Production agriculture is an industry that faces many challenges every year from weather, increased input costs, and sometimes unintended consequences from government legislation. Some producers fear that agriculture is on a collision course with urban municipalities and recently Texas Ag Commissioner Todd Staples was quick to come to agriculture’s defense.
“Agriculture continues to be a mainstay of the Texas economy. We contribute over nine per cent of our gross state product, over one hundred billion dollars in terms of economic impact. A big part of the strength and security of our nation starts right here in the Lone Star State in our agricultural sector, but we also know that we’re being challenged today.”
Staples cited an attack on agriculture by a group in Austin.
“There was a press conference held here in Austin a few months ago, and they had pictures of water hogs, and agriculture was listed at the top, because agriculture is the biggest user of water today. But what they failed to include in the press conference was that between 1974 and the year 2010, ag water usage has declined by forty-two per cent, while we’ve had the doubling of output in many areas, beef cattle, cotton, corn.”
Staples went on to say that agriculture was doing more with less than any other time in history.
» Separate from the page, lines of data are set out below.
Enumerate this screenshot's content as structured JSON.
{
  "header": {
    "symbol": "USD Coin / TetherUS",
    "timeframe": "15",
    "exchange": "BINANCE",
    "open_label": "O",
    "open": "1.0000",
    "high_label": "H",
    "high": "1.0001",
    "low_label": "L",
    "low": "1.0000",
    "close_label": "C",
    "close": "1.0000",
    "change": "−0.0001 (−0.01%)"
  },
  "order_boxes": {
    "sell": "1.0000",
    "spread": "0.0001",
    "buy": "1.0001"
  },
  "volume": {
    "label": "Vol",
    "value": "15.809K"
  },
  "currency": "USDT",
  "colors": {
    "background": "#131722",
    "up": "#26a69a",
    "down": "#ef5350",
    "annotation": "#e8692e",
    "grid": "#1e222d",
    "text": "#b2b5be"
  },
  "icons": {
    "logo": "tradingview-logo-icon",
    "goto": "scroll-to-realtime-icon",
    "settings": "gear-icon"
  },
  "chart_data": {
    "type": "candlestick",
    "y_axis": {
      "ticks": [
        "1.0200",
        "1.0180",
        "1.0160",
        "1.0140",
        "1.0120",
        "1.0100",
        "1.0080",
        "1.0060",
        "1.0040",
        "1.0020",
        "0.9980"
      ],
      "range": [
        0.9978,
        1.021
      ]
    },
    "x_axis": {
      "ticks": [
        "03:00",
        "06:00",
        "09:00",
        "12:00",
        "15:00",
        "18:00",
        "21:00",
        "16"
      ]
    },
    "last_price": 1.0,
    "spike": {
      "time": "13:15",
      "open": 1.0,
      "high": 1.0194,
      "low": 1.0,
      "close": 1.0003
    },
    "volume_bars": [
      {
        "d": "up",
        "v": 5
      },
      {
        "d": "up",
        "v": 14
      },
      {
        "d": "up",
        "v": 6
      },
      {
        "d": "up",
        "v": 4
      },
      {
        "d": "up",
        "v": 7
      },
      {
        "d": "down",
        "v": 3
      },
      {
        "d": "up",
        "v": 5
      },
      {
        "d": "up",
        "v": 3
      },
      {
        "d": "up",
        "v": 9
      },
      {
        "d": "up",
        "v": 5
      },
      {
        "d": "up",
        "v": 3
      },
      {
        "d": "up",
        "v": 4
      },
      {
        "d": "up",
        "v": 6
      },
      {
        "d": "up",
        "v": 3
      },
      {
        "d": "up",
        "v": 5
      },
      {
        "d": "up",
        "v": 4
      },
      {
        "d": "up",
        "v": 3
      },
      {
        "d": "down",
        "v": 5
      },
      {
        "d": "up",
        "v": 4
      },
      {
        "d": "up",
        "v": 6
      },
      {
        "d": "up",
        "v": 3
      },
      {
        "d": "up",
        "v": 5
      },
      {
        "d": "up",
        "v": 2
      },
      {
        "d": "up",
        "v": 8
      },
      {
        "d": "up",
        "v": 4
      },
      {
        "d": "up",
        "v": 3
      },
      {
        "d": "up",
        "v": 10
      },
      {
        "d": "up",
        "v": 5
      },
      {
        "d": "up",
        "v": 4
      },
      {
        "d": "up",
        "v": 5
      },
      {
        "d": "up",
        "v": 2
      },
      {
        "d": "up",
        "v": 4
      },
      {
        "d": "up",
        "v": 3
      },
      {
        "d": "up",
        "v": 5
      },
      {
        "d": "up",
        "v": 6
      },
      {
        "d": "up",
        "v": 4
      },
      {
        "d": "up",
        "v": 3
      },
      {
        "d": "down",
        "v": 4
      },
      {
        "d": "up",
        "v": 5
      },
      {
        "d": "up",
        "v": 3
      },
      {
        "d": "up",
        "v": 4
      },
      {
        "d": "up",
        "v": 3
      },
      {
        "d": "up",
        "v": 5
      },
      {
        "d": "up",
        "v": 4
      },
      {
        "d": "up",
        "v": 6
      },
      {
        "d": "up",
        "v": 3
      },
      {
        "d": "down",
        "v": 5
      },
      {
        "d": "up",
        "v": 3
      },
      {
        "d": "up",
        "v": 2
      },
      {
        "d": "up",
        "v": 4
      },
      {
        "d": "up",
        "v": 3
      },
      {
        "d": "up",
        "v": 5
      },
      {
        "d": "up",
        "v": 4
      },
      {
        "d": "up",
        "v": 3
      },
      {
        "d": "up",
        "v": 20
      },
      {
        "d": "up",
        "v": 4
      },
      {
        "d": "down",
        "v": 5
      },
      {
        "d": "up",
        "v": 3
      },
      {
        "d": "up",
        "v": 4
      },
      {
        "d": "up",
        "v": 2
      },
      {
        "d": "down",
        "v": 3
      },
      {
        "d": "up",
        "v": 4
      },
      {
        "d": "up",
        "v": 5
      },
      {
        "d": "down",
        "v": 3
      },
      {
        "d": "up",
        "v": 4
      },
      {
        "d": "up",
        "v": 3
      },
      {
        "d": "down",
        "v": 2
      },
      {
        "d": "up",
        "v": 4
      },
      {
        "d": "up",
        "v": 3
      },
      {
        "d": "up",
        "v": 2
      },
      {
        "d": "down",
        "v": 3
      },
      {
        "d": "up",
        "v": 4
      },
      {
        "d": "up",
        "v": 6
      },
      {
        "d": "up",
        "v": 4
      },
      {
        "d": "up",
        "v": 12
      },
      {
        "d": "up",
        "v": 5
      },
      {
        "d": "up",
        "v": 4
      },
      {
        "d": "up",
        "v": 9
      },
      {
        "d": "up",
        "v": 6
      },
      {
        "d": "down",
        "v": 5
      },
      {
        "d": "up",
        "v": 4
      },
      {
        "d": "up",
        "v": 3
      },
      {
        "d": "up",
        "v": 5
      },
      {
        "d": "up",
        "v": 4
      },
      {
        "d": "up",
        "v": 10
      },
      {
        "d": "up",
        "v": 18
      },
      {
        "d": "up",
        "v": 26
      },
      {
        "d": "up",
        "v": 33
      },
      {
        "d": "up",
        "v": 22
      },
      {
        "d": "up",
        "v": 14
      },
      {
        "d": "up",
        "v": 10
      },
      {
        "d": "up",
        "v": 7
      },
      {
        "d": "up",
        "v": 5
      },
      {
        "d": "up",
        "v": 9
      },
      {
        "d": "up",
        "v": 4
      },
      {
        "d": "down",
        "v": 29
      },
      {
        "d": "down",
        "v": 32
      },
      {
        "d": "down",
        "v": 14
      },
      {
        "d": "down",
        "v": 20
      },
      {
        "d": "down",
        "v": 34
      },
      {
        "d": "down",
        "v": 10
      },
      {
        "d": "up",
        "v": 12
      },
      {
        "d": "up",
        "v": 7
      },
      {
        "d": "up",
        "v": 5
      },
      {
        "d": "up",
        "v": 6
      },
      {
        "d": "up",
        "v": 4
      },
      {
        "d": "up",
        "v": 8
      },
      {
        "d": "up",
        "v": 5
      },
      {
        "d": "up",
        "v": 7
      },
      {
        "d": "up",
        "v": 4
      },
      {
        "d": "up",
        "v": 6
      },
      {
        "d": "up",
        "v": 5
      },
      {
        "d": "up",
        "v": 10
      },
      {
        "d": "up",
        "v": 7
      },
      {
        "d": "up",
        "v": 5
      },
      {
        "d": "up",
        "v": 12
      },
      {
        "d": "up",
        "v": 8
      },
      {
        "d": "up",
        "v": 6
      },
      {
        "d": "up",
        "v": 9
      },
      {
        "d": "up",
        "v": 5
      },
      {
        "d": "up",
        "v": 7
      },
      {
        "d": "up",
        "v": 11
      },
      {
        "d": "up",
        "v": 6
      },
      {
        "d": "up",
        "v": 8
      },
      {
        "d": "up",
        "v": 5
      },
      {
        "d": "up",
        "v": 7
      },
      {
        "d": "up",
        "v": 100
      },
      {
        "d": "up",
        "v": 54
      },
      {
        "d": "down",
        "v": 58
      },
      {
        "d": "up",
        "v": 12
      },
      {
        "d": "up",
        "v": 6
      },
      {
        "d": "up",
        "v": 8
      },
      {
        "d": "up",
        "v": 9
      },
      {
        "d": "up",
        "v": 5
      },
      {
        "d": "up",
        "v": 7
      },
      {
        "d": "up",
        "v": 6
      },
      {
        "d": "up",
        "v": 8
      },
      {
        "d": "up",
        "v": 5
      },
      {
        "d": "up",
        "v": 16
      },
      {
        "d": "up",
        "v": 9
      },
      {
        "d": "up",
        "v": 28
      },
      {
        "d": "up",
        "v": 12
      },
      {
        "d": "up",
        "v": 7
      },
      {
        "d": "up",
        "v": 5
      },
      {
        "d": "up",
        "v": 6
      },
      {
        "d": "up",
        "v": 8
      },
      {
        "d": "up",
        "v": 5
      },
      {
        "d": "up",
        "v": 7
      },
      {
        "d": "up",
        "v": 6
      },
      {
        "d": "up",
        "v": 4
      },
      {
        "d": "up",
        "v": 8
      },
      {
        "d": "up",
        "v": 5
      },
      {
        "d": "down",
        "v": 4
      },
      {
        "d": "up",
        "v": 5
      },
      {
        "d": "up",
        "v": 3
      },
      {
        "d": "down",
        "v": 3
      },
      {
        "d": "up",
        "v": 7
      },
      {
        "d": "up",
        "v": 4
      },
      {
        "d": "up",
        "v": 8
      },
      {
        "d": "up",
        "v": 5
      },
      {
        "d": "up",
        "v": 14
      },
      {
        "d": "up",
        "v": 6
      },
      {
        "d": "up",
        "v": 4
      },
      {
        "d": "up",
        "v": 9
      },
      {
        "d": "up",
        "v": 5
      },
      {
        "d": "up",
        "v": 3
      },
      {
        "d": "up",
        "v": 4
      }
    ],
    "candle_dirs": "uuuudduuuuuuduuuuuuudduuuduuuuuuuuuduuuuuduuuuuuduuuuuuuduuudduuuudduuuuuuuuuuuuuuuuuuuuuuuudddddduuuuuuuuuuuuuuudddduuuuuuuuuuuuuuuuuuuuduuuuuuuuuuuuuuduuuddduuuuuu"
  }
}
“But that doesn’t get told in urban press conferences when people have different agendas. Agriculture has led the way in conservation. Agriculture has led the way in new farming methods that use less water, and we’re going to have to continue to lead the way.”
And Staples is an optimist.
“Many people are fearful today of the future, but I’m not. I am confident with smart minds and thinking through our challenges, we’ll be able to meet the challenges of the future.”